Myth #4: Men can't be sexually assaulted. Not true - in Texas, 12.9% of sexual assaults include male victims.
Myth #5: Women file false reports or lie about sexual assault. In reality, under 8% of sexual assault cases are false, about the same rate as other crimes.
Myth #6: Most victims don't know their rapists. In reality, the majority of assaults involve someone the victim knows, and 45% of cases involve a relative.
Myth #7: Her clothes were too provocative. Maeker said many of the victims she sees were dressed in pajamas, jeans or leggings.
Myth #8: They had consensual sex before. Consent should be given each time and being married doesn't automatically give consent.
Myth #9: She didn't scream or fight back so it can't be assault. Victims may freeze or not fight back; that doesn't cancel the assault. Maeker said she tells her patients, "If you are breathing after it's over and talking to me, then you did everything right."
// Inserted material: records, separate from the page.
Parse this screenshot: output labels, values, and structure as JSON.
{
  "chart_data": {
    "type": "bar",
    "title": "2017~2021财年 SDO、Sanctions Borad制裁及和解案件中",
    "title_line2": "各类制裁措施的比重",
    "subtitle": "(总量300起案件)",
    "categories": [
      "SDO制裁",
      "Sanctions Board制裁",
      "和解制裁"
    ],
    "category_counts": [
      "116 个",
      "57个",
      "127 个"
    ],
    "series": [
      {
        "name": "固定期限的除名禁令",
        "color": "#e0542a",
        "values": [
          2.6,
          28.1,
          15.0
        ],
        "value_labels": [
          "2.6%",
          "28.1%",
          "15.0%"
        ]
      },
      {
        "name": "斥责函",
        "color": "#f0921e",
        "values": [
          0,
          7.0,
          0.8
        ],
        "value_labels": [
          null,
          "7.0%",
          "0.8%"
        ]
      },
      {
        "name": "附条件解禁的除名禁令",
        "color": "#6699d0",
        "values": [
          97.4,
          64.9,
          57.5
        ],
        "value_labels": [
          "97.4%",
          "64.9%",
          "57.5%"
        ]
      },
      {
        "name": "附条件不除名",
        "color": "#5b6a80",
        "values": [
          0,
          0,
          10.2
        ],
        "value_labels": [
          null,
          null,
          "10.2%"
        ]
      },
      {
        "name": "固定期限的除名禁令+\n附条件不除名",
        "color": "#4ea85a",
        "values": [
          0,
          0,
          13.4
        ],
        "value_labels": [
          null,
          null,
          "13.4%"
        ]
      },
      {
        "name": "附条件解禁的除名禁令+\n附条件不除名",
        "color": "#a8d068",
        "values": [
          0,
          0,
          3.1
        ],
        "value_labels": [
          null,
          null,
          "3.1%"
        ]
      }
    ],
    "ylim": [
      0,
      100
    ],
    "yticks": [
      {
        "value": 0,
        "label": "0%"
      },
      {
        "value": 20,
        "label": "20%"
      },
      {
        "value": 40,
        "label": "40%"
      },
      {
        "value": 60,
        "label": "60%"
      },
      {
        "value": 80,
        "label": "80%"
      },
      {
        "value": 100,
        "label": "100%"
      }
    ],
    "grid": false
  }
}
Myth #10: If it was sexual assault, they would have reported it to the police. Actually, that doesn't always happen for a variety of reasons.
She concluded by saying, "When it comes to sexual assault and abuse against women, there are several misconceptions our society has and the majority of them revolve around making the woman responsible for what happened to them. We take away the accountability of the perpetrator. We don't treat victims of
robbery that way by saying, 'What were you doing carrying an expensive
purse to the grocery store?' No, we blame the person who committed the
crime, unlike sexual assault where we leave the responsibility of what
happened on the person it happened to."